I have a lot of pics from this museum but can´t find them actually. So at least these that I found...
btw- that older man in the pictures is that one mentioned in my siggy...


----------



## soalebm (Sep 16, 2008)

I'm sure you have read Loy Dickinson and Wiliam Tune's book about the mission. In the book he mentions the German losses for the battle. He says there was a German Ace killed that day. The plane crashed in a barn and the man was wearing a medal that denotes 36 kills. I've been trying to find out who this man is and maybe you know or the museum knows.
thanks, Brandon


----------



## Erich (Sep 16, 2008)

Roman next time I'm coming over to see your museum and this one.
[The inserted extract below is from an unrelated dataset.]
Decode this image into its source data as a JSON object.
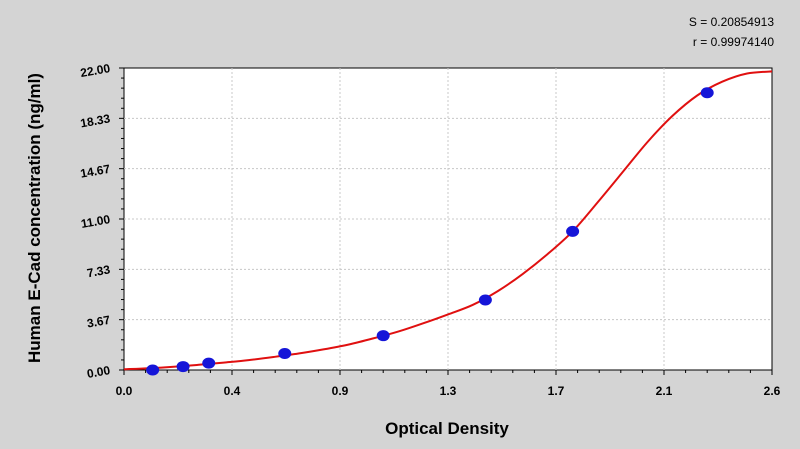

Do you have the link to Jan Zdarsky's site ??

E ~


----------



## seesul (Sep 17, 2008)

soalebm said:


> I'm sure you have read Loy Dickinson and Wiliam Tune's book about the mission. In the book he mentions the German losses for the battle. He says there was a German Ace killed that day. The plane crashed in a barn and the man was wearing a medal that denotes 36 kills. I've been trying to find out who this man is and maybe you know or the museum knows.
> thanks, Brandon



Brandon, this info is based on Czech sources but it´s not true. This pilot bailed out and survived.


----------



## seesul (Sep 17, 2008)

Erich said:


> Roman next time I'm coming over to see your museum and this one. Do you have the link to Jan Zdarsky's site ??
> 
> E ~



I´m sure you´ll love these 2 museums we have.
Jan´s museum is here: Museum 11.9.1944 - Úvodní stránka


----------